A new formulation of general-relativistic hydrodynamic equations using primitive variables

TL;DR

This paper introduces a novel formulation of general-relativistic hydrodynamic equations using primitive variables, enabling more efficient and accurate simulations of compact objects in strong gravitational fields.

Contribution

The authors derive covariant hydrodynamic equations in primitive variables within the 3+1 framework and demonstrate their effectiveness through numerical tests on compact objects.

Findings

The new formulation is numerically stable and convergent.

It significantly reduces computational time in simulations.

The code accurately reproduces known oscillation modes.

Abstract

We present the derivation of hydrodynamical equations for a perfect fluid in General Relativity, within the 3+1 decomposition of spacetime framework, using only primitive variables.
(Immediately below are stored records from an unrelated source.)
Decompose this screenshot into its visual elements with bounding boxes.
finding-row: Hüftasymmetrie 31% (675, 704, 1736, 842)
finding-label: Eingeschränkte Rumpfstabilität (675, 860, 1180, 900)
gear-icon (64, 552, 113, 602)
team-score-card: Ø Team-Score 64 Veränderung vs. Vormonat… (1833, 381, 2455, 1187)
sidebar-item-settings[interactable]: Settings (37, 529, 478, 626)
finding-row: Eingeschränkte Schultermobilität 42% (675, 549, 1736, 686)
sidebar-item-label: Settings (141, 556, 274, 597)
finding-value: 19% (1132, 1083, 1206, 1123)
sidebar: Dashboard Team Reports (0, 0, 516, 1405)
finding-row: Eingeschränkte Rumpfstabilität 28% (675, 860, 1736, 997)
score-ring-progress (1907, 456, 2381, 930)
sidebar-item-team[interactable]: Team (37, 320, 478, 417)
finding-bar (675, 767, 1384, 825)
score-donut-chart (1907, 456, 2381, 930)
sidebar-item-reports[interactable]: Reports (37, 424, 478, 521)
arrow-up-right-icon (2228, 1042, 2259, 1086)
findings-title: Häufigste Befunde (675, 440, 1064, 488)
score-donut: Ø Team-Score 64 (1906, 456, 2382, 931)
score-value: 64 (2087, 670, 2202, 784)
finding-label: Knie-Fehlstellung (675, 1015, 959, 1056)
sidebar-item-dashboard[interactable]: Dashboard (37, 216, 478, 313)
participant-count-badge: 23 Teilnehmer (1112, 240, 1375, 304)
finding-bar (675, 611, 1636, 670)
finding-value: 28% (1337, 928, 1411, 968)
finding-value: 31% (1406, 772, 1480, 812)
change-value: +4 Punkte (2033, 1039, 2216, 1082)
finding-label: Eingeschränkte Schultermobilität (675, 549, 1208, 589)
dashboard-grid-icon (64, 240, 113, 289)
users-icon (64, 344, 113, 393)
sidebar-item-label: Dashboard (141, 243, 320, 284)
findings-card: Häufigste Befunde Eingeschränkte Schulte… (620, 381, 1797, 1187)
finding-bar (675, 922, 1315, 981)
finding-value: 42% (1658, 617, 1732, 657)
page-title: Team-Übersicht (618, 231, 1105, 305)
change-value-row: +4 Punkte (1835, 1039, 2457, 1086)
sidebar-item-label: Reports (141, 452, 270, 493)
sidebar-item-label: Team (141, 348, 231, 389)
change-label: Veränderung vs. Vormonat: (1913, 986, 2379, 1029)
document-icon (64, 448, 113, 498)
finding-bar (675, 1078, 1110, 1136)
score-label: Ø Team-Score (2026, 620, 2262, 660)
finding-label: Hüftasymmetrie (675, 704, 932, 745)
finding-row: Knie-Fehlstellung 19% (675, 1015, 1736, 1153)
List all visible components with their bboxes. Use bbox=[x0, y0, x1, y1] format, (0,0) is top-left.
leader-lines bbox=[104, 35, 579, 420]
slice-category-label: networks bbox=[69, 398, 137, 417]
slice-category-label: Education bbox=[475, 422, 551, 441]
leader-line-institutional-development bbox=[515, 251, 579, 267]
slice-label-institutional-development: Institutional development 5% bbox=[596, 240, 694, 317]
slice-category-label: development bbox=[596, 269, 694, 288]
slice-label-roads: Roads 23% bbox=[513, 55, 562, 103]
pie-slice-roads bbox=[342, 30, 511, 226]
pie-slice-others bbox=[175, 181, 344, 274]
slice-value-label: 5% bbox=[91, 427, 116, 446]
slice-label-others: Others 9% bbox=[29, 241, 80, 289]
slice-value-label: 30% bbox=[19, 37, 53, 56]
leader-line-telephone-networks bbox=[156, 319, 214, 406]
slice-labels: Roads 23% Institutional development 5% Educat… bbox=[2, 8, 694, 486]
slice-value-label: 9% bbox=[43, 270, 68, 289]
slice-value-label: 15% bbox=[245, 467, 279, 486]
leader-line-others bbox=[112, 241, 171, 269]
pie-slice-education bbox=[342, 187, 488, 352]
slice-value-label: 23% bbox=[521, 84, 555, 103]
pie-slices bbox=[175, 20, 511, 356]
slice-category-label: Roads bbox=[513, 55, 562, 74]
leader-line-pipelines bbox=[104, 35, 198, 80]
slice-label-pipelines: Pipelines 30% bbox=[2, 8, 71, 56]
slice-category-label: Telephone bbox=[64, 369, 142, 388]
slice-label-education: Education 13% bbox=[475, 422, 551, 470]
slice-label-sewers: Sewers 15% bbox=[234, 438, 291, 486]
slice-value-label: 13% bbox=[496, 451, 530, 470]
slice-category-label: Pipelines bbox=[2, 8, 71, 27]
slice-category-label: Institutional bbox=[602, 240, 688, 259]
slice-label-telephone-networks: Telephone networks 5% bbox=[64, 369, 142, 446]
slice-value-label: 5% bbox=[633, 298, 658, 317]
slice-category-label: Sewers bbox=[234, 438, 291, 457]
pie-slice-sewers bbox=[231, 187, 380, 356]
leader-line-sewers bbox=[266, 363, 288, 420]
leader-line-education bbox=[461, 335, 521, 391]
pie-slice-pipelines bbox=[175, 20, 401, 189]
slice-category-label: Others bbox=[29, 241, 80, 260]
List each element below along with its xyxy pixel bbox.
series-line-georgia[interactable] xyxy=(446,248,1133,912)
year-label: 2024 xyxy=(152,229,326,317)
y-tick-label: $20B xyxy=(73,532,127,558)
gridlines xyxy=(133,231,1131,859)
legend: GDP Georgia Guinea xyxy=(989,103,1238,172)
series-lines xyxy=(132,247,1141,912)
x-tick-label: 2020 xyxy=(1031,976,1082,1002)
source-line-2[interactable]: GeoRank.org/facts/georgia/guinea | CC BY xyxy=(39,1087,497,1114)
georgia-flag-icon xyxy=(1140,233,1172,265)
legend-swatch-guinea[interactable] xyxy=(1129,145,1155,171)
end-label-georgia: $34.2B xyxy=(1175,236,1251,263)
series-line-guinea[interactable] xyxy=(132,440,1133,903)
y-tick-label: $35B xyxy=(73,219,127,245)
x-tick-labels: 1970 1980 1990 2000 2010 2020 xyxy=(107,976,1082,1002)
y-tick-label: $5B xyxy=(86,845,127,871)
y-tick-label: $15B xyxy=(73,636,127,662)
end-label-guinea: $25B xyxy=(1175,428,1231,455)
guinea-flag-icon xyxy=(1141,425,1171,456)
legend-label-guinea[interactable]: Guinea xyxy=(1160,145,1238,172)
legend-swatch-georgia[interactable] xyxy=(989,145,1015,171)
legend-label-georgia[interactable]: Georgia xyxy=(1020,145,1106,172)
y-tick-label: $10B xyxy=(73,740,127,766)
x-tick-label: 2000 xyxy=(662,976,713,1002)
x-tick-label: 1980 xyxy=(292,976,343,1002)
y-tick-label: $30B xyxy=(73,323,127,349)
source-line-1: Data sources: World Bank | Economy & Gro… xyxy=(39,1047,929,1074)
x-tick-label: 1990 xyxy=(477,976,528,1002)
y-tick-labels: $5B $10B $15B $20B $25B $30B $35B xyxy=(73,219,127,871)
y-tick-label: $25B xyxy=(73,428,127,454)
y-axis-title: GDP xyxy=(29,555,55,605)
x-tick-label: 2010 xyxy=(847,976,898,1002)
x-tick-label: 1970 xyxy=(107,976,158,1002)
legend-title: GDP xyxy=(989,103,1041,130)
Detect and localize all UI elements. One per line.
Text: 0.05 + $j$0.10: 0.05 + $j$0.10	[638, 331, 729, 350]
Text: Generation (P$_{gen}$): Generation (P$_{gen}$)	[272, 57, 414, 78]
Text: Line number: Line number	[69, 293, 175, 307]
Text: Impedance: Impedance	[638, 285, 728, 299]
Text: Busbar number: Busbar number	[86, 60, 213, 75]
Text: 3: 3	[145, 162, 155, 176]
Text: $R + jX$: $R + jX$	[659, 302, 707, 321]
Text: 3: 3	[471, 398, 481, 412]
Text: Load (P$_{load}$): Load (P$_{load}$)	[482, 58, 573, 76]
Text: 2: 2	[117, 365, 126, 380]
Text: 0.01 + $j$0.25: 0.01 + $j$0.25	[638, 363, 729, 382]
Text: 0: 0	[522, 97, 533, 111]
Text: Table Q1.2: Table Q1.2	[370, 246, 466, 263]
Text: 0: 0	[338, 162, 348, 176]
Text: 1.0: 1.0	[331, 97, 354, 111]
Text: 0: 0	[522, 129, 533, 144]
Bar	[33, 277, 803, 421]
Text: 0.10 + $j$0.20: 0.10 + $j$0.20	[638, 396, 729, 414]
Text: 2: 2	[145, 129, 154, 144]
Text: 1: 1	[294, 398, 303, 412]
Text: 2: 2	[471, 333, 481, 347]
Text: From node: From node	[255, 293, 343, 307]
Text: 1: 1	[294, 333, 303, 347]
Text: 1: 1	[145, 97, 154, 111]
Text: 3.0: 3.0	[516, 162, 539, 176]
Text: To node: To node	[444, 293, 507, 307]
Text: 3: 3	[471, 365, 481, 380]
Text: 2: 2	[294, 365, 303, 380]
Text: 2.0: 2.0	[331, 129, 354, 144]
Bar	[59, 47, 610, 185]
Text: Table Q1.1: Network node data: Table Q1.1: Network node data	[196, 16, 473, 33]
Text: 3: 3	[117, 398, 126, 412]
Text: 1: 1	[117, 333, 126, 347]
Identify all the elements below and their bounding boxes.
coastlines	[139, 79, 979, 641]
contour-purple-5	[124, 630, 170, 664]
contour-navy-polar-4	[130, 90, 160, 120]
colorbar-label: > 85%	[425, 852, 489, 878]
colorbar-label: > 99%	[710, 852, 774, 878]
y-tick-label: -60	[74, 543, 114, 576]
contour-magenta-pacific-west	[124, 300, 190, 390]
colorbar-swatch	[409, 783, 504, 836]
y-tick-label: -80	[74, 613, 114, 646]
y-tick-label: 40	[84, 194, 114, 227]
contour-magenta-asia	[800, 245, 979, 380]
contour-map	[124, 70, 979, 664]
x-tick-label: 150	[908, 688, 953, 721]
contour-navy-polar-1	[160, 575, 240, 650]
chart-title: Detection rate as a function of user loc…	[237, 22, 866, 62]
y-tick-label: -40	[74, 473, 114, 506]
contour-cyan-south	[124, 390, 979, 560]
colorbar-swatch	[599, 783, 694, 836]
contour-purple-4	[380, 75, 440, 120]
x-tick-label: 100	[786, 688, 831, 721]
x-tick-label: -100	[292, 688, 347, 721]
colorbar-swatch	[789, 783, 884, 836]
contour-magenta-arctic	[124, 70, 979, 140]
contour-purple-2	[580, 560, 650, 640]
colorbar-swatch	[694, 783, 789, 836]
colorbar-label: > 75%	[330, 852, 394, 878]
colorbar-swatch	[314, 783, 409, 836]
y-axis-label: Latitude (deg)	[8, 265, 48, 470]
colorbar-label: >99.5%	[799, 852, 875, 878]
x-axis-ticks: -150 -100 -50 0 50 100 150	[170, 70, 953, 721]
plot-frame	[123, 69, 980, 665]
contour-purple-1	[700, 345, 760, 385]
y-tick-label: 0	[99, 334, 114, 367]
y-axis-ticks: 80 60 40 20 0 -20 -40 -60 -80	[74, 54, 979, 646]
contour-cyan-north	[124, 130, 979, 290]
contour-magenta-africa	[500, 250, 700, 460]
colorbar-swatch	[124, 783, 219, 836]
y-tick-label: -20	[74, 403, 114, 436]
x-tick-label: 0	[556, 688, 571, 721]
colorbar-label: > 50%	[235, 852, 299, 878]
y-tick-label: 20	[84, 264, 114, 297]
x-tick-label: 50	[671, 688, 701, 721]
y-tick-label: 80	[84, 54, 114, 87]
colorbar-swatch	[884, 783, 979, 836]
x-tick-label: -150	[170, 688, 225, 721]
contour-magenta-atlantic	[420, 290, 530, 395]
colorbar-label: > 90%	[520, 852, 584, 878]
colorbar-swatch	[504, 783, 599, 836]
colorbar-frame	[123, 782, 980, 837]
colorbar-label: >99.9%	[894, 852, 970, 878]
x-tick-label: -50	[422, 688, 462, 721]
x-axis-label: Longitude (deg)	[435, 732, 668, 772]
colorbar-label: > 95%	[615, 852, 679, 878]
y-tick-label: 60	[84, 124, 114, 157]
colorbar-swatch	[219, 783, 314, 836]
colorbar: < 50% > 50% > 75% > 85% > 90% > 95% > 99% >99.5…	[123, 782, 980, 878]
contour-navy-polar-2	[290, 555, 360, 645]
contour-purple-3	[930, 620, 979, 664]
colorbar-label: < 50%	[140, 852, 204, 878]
Primitive variables are opposed to conserved variables, as defined in the widely used Valencia formulation of the same hydrodynamical equations. The equations are derived in a covariant way, so that they can be used to describe any configuration of the perfect fluid. Once derived, the equations are tested numerically. We implement them in an evolution code for spherically symmetric self-gravitating compact objects. The code uses pseudospectral methods for both the metric and the hydrodynamics. First, convergence tests are performed, then the frequencies of radial modes of polytropes are recovered with and without the Cowling approximation, and finally the performance of our code in the black hole collapse and migration tests are described. The results of the tests and the comparison with a reference corecollapse and neutron star oscillations code suggests that not only our code can handle very strong gravitational fields, but also that this new formulation helps gaining a significant amount of computational time in hydrodynamical simulations of smooth flows in General Relativity.